CHIROS: The Key to Systematic Advancements in sHEG Development

The likelihood of sHEGs succeeding in non-Anopheles species such as Ae. aegypti depends on whether rational design can be systematically applied to optimise sHEGs for this species. The persistent inability to identify the factors that drive successful or poor homing efficiency has significantly impeded progress, making advancements slow and frustrating. This leaves researchers navigating a trial-and-error process without a clear understanding of what changes might lead to meaningful improvements. Without addressing these uncertainties, further efforts to optimise homing efficiency will likely remain unfocused and ineffective.

To move forward, the field may need to break free from the cycle of iteratively “fixing” constructs, focusing more on first understanding the underlying problem(s). A first priority should be to determine whether CHIROS exists. Fortunately, a sufficient number of drive strains have already been developed, enabling researchers to revisit these established strains and conduct targeted experiments to address this question. Spatial detection of Cas9 mRNA, Cas9 protein, and sgRNA in gonadal tissue could help infer the presence of CHIROS, particularly if co-localisation of Cas9 and sgRNA correlates with specific germline stages and higher or lower homing efficiency. A meta-analysis of all published sHEG systems could further identify factors most strongly associated with homing success. In parallel, the development of reporter assays⁶⁷ capable of detecting homing events in the gonads would be valuable, as these tools could offer direct insights into the timing and cellular context of homing.
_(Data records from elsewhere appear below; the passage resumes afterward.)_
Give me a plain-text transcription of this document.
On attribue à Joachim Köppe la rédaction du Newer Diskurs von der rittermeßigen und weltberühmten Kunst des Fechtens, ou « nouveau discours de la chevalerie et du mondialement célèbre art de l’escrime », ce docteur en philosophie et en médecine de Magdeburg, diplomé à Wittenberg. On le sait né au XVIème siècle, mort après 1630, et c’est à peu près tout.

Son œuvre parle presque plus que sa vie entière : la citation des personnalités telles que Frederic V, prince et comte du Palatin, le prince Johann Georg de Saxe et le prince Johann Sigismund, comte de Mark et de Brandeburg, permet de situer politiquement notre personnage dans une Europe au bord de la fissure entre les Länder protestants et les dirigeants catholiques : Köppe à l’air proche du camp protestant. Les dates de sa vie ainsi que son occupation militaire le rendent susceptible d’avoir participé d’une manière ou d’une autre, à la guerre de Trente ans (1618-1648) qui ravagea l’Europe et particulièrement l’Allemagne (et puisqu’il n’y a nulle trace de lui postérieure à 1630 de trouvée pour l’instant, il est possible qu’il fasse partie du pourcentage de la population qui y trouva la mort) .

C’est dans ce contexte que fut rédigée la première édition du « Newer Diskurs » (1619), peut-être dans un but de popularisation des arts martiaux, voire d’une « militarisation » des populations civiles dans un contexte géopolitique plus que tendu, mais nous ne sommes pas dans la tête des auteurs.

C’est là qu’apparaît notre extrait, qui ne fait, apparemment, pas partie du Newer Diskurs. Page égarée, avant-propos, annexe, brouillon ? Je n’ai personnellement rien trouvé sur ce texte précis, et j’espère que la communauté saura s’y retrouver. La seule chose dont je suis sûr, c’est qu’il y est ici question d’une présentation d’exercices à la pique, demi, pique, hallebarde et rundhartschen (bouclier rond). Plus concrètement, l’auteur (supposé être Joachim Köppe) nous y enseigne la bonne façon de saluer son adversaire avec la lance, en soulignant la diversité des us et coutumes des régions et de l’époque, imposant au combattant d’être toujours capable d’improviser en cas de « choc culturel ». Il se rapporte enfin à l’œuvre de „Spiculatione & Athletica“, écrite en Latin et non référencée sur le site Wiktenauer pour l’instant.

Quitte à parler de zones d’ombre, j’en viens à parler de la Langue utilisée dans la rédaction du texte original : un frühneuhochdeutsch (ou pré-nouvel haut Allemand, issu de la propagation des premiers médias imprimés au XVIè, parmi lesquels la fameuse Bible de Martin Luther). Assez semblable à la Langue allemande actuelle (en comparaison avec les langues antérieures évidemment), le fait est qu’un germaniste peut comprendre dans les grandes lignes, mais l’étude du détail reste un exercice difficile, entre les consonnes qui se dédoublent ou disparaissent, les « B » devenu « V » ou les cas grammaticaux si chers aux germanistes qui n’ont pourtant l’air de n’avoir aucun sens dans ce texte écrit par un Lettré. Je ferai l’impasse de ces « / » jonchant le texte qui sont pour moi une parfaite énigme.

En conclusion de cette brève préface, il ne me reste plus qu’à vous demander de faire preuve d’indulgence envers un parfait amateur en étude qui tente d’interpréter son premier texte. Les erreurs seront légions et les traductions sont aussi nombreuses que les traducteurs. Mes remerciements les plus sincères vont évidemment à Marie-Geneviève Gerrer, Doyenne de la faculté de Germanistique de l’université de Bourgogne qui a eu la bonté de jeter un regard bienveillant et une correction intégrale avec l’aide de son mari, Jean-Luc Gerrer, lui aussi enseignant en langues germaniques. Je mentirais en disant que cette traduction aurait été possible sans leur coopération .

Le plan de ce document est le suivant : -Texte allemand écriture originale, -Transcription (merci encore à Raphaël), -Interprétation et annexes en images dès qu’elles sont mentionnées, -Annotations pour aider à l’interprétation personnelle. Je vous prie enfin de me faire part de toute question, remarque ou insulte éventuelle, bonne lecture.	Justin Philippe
If CHIROS can be identified and characterised, the path to rational improvement becomes clearer. Synthetic biology tools that enable precise temporal and spatial expression of Cas proteins and sgRNAs would help overcome current technological limitations in non-Anopheles species⁶⁸. Notably, the recent publication of a high-resolution single-nucleus transcriptomic atlas⁶⁹ for Ae. aegypti provides an unprecedented opportunity to mine for new germline regulatory elements that could facilitate expression within CHIROS. Conversely, if CHIROS does not exist, alternative strategies should be considered. One possible direction is the use of Cas9 fusion proteins engineered to enhance homology-directed repair—an approach that may improve homing efficiency regardless of CHIROS’s existence⁷⁰. Through these fundamental and technological advancements, the field may finally unlock the full potential of sHEG drives in Ae. aegypti, realising their promise as a powerful and equitable tool for vector control and public health.

Data Availability

No data were generated for the research described in the article.